Agentic AI for Multi-Source PM2.5 Pollution Analysis and Location-Based Mitigation Strategies: A Case Study in Thailand and Japan
Introduction
The Problem: Seasonal Haze in Northern Thailand
Provinces like Chiang Mai and Mae Hong Son face extreme $PM_{2.5}$ levels, often exceeding $200\text{–}300\mu g/m^3$ during the burning season (January–April). This leads to a 20–30% spike in hospital admissions for respiratory issues. Existing forecasting systems are hindered by sparse monitoring networks and a lack of physical grounding, often failing to provide actionable early warnings.
The Solution: An Integrated AI Playground
This project delivers an interactive environment that performs two critical tasks:
Forward Forecasting: Predicting $PM_{2.5}$ levels one hour ahead on a spatial grid.
Inverse Source Identification: Tracing predicted pollution back to specific origins like hotspots, factories, or cross-border smoke.
Key Features
Hybrid SVR-PICNN Architecture: Combines Support Vector Regression (SVR) for temporal trends with Physics-Informed Convolutional Neural Networks (PICNN) for spatial accuracy.
Physics-Informed Constraints: The model enforces the Advection–Diffusion–Reaction (ADR) equation, ensuring predictions follow the laws of atmospheric physics.
Inverse Source Search: Utilizes DeepONet and Graph Attention Networks (GAT) to discover hidden emission sources from sparse sensor data.
Multi-Source Data Pipeline: Integrates hourly $PM_{2.5}$ measurements, NASA FIRMS fire hotspots, factory inventories (DIW), and vehicle statistics (DLT).
Robust Data Imputation: Employs PCHIP and linear interpolation to maintain a continuous hourly data stream despite sensor outages.
Development and Innovation
The framework is built on a "Forward-Reverse" dual engine that balances raw data with physical reality.
1. Forward Forecasting (The Predictive Engine)
The system uses a parallel model structure:
SVR Component: Handles the coarse-grained time-series prediction of $PM_{2.5}$ concentrations.
PICNN Component: Refines the spatial distribution. Because it is "physics-informed," it penalizes predictions that violate the ADR equation, which describes how pollutants move (advection) and spread (diffusion).
2. Inverse Modeling (The Forensic Engine)
To identify where pollution comes from, the team introduced a DeepONet Graph Attention PINN.
Graph Neural Networks (GNN): Ideal for Thailand's irregular monitoring network, where stations are scattered unevenly.
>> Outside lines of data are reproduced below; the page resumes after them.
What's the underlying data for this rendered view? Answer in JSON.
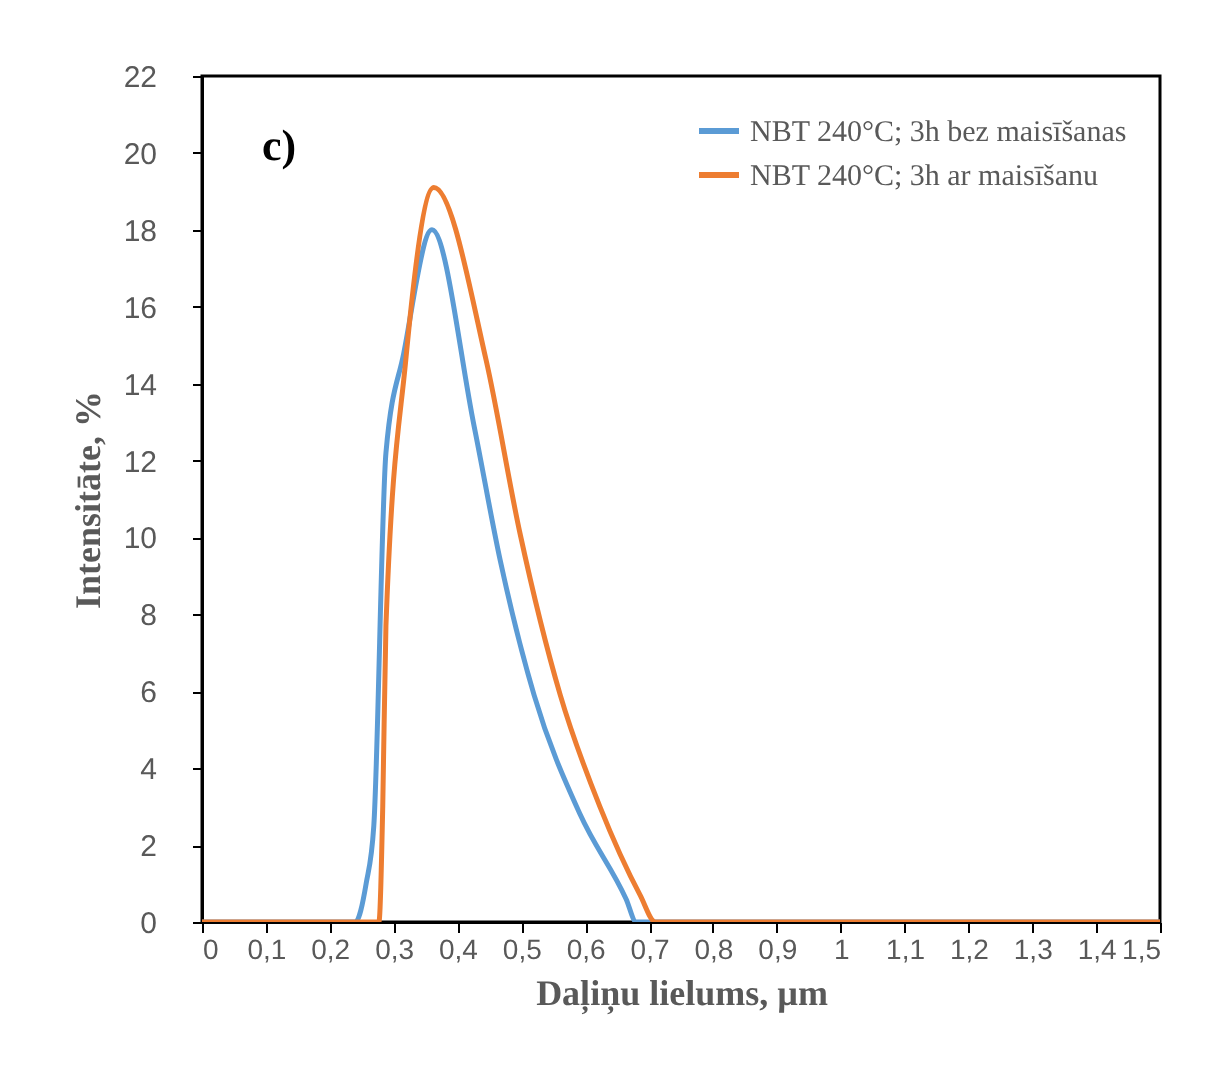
{
  "chart_data": {
    "type": "line",
    "xlabel": "Daļiņu lielums, µm",
    "ylabel": "Intensitāte, %",
    "annotations": [
      "c)"
    ],
    "xlim": [
      0,
      1.5
    ],
    "xticks": [
      0,
      {
        "value": 0.1,
        "label": "0,1"
      },
      {
        "value": 0.2,
        "label": "0,2"
      },
      {
        "value": 0.3,
        "label": "0,3"
      },
      {
        "value": 0.4,
        "label": "0,4"
      },
      {
        "value": 0.5,
        "label": "0,5"
      },
      {
        "value": 0.6,
        "label": "0,6"
      },
      {
        "value": 0.7,
        "label": "0,7"
      },
      {
        "value": 0.8,
        "label": "0,8"
      },
      {
        "value": 0.9,
        "label": "0,9"
      },
      1,
      {
        "value": 1.1,
        "label": "1,1"
      },
      {
        "value": 1.2,
        "label": "1,2"
      },
      {
        "value": 1.3,
        "label": "1,3"
      },
      {
        "value": 1.4,
        "label": "1,4"
      },
      {
        "value": 1.5,
        "label": "1,5"
      }
    ],
    "ylim": [
      0,
      22
    ],
    "yticks": [
      0,
      2,
      4,
      6,
      8,
      10,
      12,
      14,
      16,
      18,
      20,
      22
    ],
    "grid": false,
    "legend": "top right",
    "line_style": "solid",
    "marker": "none",
    "series": [
      {
        "name": "NBT 240°C; 3h bez maisīšanas",
        "color": "#5b9bd5",
        "x": [
          0,
          0.24,
          0.257,
          0.269,
          0.288,
          0.316,
          0.36,
          0.426,
          0.467,
          0.52,
          0.592,
          0.664,
          0.68,
          1.5
        ],
        "values": [
          0,
          0,
          1,
          2.5,
          12.2,
          14.8,
          18,
          12.9,
          9.4,
          5.9,
          2.8,
          0.6,
          0,
          0
        ]
      },
      {
        "name": "NBT 240°C; 3h ar maisīšanu",
        "color": "#ed7d31",
        "x": [
          0,
          0.277,
          0.283,
          0.288,
          0.319,
          0.363,
          0.445,
          0.498,
          0.561,
          0.623,
          0.686,
          0.71,
          1.5
        ],
        "values": [
          0,
          0,
          3,
          7.7,
          14.6,
          19.1,
          14.6,
          10.1,
          5.9,
          3,
          0.7,
          0,
          0
        ]
      }
    ]
  }
}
DeepONet: Maps input functions (like wind fields) to output functions (concentration maps), allowing the system to generalize across different weather scenarios without retraining.
Results and Impact
Performance Validation
Experiments using real-world data from nine monitoring stations revealed that the parallel architecture (SVR and PICNN running in tandem) achieved the strongest predictive performance. By enforcing physical continuity, the model remains stable even when ground-sensor data is noisy or missing.
Future Directions
The framework establishes a foundation for:
Policy Simulation: Testing how "what-if" scenarios (e.g., a 50% reduction in farm burning) would impact air quality.
Real-Time Warnings: Providing high-resolution maps for public health alerts.
Source Attribution: Offering transparent data to stakeholders regarding industrial vs. agricultural contributions to haze.